The youngest of eight children, Michael Valentine 'Val' Doonican was born in Waterford on February 3, 1927. He grew up in a musical family and inherited a love of the stage.

"Everything he did had panache and polish," Gay Byrne told the Irish Independent. "He was a fantastic entertainer, a natural storyteller, self-deprecating and utterly charming. There was something of Bing Crosby about him."

Doonican left school after the death of his father and began gigging around the country. He garnered much attention after he penned the jingle for Donnelly's Sausages.

Doonican moved to the UK in 1951 to join Irish quartet The Four Ramblers, before embarking on a successful solo career.

But his big break came in 1963, when he appeared on hugely popular entertainment show 'Sunday Night at the Palladium'.

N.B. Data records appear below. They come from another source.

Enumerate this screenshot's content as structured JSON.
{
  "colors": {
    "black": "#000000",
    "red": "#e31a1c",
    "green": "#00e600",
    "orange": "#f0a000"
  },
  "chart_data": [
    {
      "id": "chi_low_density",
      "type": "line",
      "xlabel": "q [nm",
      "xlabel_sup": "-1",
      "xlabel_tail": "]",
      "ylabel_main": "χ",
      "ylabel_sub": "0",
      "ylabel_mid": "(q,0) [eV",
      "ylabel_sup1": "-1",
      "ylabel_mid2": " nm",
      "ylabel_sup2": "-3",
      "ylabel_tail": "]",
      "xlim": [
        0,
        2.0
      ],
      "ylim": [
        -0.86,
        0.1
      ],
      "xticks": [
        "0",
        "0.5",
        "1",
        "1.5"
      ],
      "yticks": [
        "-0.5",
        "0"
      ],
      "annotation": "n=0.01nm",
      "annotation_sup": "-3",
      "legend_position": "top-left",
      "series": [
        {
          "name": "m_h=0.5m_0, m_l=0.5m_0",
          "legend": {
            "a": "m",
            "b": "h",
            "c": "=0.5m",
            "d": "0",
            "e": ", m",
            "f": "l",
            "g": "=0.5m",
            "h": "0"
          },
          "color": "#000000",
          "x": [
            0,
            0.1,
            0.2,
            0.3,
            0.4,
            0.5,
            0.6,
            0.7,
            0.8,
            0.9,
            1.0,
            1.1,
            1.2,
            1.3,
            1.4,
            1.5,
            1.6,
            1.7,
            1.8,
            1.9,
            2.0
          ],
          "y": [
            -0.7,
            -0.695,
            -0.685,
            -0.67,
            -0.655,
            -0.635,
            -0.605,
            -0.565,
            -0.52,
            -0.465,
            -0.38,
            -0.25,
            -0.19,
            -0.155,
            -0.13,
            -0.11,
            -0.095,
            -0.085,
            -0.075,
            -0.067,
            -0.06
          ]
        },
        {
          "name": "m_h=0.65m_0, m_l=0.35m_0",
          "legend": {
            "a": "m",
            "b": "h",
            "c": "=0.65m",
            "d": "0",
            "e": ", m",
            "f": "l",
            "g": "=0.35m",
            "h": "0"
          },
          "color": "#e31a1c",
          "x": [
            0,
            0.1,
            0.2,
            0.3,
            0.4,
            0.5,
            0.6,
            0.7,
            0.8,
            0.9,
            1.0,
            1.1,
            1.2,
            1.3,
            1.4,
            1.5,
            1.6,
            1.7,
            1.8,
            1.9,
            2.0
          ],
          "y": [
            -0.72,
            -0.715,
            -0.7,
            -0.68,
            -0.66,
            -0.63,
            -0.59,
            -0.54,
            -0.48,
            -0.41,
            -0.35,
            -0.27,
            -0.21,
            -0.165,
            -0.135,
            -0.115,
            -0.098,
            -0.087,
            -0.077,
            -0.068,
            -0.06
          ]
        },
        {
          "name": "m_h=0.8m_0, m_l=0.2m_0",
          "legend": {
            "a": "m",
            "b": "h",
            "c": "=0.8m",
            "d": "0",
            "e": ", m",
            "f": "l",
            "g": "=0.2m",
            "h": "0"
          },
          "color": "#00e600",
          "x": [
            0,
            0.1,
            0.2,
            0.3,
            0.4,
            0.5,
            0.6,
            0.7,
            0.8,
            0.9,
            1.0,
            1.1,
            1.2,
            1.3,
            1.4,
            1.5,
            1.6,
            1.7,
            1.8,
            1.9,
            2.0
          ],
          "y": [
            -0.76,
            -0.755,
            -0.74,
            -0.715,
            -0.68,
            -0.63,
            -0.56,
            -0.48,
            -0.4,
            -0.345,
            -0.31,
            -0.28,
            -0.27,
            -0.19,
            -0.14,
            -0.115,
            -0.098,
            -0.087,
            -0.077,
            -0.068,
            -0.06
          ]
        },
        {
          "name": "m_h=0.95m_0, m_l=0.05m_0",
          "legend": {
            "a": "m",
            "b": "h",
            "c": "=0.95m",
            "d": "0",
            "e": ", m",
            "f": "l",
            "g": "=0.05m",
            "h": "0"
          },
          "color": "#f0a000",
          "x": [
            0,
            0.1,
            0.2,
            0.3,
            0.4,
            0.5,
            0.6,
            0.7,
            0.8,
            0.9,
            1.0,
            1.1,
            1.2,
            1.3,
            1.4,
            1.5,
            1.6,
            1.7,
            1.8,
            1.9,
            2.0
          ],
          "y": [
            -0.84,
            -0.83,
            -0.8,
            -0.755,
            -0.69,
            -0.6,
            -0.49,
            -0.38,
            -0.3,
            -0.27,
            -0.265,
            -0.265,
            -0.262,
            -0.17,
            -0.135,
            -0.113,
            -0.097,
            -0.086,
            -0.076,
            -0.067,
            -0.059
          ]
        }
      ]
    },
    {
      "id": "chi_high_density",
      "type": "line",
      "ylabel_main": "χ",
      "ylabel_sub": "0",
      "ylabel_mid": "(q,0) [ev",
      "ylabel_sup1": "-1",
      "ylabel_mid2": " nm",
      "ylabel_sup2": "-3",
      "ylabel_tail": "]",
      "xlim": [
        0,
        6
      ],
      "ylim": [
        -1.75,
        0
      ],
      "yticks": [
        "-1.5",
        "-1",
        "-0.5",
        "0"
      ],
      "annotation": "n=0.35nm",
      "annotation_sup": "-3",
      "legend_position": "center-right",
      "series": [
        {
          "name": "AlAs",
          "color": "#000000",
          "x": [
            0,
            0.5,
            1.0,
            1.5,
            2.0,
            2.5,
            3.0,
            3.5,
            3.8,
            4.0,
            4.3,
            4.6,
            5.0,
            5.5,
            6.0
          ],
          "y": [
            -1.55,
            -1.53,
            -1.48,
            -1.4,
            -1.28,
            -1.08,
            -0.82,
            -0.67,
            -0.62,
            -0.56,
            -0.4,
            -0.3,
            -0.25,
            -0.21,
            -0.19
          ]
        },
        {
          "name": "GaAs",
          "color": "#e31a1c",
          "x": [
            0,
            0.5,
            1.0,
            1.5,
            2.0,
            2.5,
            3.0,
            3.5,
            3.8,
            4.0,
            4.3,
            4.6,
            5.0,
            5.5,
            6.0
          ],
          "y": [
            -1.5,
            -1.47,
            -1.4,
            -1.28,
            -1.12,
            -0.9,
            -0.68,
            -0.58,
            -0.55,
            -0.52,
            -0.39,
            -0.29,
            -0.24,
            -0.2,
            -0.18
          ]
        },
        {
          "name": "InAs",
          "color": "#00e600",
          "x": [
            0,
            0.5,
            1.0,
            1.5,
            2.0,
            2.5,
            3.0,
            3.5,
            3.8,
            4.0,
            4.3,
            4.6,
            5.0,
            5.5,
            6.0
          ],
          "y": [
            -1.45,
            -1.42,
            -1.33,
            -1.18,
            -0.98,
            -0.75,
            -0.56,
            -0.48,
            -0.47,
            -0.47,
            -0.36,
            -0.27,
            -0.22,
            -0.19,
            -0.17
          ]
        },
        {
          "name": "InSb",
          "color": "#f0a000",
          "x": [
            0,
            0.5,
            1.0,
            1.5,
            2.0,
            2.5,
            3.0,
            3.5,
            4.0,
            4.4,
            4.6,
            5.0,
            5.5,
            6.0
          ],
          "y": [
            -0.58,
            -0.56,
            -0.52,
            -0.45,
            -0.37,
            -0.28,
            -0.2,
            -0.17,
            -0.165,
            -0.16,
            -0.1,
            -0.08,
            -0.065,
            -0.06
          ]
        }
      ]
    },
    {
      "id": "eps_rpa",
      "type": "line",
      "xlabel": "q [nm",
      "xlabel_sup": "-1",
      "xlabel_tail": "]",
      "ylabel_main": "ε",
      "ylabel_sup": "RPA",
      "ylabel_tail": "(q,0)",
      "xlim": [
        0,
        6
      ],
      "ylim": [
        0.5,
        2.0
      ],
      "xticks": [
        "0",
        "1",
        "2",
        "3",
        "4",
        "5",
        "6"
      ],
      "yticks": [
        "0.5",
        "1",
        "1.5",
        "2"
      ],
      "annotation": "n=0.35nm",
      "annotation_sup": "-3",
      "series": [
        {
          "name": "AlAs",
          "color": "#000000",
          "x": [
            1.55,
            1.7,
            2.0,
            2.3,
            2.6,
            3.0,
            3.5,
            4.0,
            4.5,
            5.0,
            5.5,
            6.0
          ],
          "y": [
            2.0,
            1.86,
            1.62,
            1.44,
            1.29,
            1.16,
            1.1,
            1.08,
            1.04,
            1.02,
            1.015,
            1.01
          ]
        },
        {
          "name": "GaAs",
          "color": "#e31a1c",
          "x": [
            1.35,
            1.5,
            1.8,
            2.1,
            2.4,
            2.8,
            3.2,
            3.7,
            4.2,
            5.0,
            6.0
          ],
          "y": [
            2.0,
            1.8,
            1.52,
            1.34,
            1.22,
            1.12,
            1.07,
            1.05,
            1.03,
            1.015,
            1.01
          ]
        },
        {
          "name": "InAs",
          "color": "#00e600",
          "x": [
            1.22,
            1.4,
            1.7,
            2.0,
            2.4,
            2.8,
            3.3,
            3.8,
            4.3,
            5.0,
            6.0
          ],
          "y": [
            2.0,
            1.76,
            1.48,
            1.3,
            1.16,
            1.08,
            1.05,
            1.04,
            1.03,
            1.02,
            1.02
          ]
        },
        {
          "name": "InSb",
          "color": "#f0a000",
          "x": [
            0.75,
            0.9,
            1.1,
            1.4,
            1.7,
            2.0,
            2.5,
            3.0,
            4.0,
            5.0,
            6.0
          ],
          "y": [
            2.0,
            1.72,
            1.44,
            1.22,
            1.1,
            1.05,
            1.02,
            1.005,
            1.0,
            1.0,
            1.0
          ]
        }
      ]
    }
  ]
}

Doonican sang several songs, including 'Delaney's Donkey' and caused an immediate sensation. That eight-minute slot was to change his life and resulted in him being offered his own BBC TV show.

"I was an overnight success after 17 years," he said at the time. The Palladium performance also massively boosted his recording career and he went on to have five successive Top 10 albums in the UK charts in the 1960s.

Former contemporary Bruce Forsyth noted he "had the warmth, the voice and the sweaters. He was one of the warmest personalities I think we have ever had."

Doonican's hit TV series ran at the BBC for over 25 years. During that time, he played a special role for many thousands of Irish immigrants to the UK.

At a time, when IRA bombs were exploding in England, Doonican portrayed an image of what might be described as old-fashioned Irish decency.

Behind the relaxed TV persona was a shrewd and creative mind, and a finely tuned musical ear.

Doonican stopped performing in 2009 after over 60 years in showbusiness.

"He used to say it was a great thing he had made a living out of doing what he loved," Gay Byrne said.

He leaves behind his wife Lynn, daughters Sarah and Fiona and grandchildren Bethany and Scott.